Yo creo que es un país que ha sido como una caja de Pandora en la que se han abierto muchos otros temas. A raíz del malestar económico, la ciudadanía ha empezado a preguntarse otras cosas, cómo se gestiona el país, qué hacen los políticos, si los políticos la representan. He vivido en un país que creo que había tenido una sensación de solidez, que pensaba acercarse al G8, y que de repente tuvo que cuestionarse muchos de los aspectos más básicos de sus estructuras. Y en este debate sigue.
¿Cree que España hay obsesión por su imagen exterior?
La ciudadanía española hace una autocrítica bastante fuerte de lo que pasa en su país y a veces no se da cuenta de lo fuerte que es esa autocrítica. Y digo en el libro que a todos nos parece normal hablar mal de nuestros padres o incluso insultar a nuestros hermanos, pero si alguien de fuera lo hace y critica a nuestra familia, se monta la de San Quintín. A veces me ha sorprendido la reacción a un artículo mío que me ha parecido de hecho bastante blando comparado a otras cosas que ya habían sacado compañeros míos en la prensa española. No he inventado la rueda a la hora de observar España.

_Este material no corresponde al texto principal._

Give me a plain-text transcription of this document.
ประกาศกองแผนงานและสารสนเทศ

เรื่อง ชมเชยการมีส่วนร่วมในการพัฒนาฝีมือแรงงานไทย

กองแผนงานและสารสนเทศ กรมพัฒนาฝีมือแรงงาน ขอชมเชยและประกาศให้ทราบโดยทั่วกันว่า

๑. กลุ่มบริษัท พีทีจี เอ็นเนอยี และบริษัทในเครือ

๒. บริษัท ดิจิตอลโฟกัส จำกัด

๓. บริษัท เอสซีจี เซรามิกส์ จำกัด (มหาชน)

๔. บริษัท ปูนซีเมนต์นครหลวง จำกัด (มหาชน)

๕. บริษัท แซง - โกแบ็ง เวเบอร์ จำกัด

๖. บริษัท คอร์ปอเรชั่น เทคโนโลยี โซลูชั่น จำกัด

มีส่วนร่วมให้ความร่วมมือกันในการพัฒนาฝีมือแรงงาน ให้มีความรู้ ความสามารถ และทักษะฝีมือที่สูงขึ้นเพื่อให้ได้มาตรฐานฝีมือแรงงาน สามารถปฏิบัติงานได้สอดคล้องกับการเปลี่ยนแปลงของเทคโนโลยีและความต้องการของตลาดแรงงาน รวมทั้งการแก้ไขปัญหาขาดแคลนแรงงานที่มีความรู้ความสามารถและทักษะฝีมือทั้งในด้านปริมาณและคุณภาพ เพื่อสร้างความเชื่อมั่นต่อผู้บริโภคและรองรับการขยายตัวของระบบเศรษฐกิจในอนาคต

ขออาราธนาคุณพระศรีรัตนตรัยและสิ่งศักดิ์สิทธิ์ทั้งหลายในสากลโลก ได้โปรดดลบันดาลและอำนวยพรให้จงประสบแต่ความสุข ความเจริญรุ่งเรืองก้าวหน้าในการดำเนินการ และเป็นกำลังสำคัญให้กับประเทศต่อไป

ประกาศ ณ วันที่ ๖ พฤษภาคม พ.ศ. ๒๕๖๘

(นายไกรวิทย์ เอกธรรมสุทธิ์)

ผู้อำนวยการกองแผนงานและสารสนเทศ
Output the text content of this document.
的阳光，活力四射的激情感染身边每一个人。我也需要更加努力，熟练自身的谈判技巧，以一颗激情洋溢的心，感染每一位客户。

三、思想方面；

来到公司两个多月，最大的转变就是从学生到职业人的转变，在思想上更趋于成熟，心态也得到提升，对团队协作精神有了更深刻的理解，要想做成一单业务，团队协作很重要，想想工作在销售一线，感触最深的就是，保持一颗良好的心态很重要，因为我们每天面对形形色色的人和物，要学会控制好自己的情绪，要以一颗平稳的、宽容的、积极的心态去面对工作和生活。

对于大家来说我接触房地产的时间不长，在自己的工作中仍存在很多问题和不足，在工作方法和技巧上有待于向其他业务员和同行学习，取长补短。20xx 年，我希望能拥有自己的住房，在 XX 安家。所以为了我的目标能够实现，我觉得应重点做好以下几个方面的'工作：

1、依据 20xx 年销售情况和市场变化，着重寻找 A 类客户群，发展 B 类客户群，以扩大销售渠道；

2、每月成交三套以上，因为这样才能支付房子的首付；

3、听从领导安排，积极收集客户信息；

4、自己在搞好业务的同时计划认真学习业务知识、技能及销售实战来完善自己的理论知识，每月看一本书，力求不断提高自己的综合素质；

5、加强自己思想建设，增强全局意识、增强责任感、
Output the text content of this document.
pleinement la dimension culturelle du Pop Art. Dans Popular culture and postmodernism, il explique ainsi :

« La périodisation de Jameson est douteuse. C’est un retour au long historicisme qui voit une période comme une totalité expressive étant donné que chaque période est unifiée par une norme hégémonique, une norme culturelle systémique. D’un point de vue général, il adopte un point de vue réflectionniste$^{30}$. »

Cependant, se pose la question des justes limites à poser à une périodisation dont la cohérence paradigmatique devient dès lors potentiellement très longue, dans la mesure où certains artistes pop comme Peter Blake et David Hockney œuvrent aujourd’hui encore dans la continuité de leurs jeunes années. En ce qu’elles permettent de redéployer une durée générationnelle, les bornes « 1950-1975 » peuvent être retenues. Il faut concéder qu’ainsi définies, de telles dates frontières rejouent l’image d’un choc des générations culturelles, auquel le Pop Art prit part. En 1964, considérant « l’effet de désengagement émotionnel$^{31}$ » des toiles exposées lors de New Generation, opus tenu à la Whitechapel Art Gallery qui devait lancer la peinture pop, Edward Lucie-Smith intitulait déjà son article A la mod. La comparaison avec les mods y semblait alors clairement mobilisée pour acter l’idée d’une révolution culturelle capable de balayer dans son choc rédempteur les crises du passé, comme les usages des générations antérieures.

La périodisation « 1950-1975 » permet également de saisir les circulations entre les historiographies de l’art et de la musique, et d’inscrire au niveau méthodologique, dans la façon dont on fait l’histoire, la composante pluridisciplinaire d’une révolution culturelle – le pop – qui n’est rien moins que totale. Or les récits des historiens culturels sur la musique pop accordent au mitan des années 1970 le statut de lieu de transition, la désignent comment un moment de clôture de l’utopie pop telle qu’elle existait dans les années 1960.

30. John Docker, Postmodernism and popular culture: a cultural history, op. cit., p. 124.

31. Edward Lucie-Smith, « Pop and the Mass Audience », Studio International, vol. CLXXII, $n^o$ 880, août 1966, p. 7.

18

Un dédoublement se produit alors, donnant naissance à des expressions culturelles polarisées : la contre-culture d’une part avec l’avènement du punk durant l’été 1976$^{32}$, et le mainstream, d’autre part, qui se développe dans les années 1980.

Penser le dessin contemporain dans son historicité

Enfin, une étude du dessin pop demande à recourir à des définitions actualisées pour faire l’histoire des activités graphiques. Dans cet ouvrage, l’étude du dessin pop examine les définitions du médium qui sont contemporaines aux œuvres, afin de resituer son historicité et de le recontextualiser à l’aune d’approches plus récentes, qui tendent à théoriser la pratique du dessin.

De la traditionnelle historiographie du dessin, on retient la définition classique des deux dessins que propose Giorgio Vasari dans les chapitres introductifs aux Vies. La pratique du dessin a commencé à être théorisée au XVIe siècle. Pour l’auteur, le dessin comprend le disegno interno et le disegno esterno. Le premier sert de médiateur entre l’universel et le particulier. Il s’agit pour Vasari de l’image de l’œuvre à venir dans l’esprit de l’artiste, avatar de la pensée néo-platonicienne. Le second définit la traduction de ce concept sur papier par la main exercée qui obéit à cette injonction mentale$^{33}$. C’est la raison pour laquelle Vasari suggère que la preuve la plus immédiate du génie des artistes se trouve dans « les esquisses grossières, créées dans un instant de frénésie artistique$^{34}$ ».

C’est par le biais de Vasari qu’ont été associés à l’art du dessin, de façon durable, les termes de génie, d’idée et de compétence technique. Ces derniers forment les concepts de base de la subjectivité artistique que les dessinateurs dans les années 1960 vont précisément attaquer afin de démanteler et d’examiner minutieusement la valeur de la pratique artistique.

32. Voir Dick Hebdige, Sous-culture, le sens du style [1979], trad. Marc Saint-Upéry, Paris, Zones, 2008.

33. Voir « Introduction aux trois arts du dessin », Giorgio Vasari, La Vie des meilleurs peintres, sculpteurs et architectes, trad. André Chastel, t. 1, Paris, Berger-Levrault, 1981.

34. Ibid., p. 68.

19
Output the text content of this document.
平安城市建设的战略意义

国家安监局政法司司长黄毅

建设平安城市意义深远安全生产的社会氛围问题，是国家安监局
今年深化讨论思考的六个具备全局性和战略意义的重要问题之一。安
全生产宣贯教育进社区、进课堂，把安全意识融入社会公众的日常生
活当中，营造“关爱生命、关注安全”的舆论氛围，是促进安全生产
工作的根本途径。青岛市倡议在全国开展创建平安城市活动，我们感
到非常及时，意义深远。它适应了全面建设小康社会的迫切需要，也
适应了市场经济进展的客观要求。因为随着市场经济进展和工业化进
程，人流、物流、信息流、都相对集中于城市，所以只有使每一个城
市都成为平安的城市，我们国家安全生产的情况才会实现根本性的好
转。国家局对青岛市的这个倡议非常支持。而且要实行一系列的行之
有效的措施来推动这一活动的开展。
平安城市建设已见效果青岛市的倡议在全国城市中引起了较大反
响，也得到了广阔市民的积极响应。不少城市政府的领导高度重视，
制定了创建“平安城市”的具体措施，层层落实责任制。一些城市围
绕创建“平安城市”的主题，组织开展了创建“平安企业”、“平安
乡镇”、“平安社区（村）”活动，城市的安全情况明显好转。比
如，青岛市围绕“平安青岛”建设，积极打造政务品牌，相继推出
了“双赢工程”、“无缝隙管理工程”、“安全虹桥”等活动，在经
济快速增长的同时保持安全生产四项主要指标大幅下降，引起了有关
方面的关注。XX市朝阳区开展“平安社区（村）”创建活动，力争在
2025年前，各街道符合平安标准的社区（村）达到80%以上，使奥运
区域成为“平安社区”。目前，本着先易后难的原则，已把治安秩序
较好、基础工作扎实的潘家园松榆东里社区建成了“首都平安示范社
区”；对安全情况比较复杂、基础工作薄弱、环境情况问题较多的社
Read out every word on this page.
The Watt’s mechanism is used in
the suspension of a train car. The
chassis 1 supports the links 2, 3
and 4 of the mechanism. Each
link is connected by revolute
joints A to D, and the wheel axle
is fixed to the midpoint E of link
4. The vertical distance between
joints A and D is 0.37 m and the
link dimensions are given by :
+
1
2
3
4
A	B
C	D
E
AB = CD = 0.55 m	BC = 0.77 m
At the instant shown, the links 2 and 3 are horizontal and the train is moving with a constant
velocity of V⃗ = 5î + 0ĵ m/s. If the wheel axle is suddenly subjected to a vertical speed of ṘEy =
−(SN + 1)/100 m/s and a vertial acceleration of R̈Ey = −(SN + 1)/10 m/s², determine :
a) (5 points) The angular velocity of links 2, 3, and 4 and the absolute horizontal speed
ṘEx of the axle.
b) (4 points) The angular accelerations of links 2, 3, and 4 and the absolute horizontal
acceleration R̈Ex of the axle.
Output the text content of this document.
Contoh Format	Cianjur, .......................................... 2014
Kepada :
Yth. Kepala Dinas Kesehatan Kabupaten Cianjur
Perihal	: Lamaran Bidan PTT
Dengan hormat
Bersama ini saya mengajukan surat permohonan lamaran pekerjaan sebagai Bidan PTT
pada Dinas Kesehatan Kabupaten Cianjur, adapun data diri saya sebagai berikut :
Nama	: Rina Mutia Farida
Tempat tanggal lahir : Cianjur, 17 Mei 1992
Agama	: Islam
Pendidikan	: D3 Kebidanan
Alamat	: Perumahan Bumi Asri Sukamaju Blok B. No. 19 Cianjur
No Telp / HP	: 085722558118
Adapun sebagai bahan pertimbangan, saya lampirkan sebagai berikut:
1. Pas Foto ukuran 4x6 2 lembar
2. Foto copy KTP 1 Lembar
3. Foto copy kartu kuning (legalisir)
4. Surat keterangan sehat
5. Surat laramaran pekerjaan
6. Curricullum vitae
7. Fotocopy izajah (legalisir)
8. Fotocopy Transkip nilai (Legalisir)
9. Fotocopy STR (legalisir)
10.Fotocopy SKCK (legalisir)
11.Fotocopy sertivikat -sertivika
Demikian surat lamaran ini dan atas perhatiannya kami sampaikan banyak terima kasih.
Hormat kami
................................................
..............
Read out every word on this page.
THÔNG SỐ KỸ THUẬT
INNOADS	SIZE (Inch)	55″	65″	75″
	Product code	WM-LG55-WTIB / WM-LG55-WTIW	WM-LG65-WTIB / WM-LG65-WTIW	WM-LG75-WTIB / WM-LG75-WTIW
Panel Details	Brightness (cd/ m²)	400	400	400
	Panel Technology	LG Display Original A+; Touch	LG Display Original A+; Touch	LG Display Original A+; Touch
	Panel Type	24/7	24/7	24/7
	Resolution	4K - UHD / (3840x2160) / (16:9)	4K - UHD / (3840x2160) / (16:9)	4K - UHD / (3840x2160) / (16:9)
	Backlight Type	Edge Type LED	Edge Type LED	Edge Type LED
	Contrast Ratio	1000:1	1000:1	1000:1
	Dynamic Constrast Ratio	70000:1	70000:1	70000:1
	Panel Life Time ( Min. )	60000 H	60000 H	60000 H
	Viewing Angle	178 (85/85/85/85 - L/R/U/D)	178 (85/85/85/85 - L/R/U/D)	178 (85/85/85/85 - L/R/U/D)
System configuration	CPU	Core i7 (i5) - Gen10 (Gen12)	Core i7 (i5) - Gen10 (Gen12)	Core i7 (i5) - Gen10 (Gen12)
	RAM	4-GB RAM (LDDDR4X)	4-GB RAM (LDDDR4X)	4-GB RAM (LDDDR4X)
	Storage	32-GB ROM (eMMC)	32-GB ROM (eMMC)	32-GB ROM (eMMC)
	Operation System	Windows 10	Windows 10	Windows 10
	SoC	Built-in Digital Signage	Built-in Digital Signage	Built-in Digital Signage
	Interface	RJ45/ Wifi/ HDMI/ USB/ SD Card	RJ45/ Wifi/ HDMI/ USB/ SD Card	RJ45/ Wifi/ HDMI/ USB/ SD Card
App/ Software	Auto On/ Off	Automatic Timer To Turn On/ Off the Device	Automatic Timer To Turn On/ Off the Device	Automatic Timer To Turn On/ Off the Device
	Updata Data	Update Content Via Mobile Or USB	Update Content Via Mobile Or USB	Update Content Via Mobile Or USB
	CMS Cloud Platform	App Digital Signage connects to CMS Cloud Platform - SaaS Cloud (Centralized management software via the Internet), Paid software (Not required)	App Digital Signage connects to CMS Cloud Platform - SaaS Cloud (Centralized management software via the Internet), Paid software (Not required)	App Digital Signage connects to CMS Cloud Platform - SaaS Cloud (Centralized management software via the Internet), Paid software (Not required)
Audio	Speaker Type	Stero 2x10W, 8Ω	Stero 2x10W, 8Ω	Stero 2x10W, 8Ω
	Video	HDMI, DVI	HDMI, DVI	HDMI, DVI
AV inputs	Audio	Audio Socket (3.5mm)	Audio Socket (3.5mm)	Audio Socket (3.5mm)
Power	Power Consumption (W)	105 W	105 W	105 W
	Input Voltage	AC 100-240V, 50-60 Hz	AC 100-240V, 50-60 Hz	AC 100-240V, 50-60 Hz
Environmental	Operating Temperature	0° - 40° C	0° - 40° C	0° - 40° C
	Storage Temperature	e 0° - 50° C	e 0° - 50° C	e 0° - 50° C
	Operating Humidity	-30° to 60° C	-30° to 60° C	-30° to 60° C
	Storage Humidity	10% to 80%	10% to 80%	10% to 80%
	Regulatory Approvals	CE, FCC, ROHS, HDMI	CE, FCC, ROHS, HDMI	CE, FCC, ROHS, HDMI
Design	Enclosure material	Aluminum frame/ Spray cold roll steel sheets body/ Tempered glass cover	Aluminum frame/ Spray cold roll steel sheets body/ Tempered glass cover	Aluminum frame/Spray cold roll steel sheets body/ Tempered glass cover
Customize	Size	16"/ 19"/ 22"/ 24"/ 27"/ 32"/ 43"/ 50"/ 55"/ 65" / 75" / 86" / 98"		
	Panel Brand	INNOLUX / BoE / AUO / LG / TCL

Durante una crisis económica, la reputación de cada país es muy importante. Cuenta en el libro que algunos empresarios, al ver la portada de The Economist en 2012 con la imagen de un toro sobre el que caía la S de Spain, se ponían muy nerviosos.
En primer lugar, todos los países, y eso forma parte de la globalización de la economía, dependen mucho de inversores de otras partes del mundo o de financiación que ellos mismos buscan. El rescate de Grecia se hizo, en mi opinión, no tanto para rescatar a Grecia, sino para rescatar a los bancos alemanes y franceses que habían prestado dinero a los griegos. Esta interconexión hace que hoy, especialmente si uno está metido en el mundo financiero, exista la conciencia de que la famosa prima de riesgo realmente depende de una percepción. No es una medida objetiva del riesgo. Es lo que uno puede o no percibir. Esa percepción de riesgo se forma en parte por la imagen de un país que se da a gente que no está allí.
Todo fue más duro con el reportaje escrito por Suzanne Daley en el NYT sobre el aumento del hambre por la crisis en España con unas fotos de Samuel Aranda, incluida una en la que una persona buscaba en un contenedor. Ya antes de ese artículo el ABC decía que había “una campaña de prensa anglosajona contra España”. Por ese artículo, usted recibió una llamada de Moncloa en la época del Gobierno de Rajoy que describe en el libro como “una furiosa arremetida”.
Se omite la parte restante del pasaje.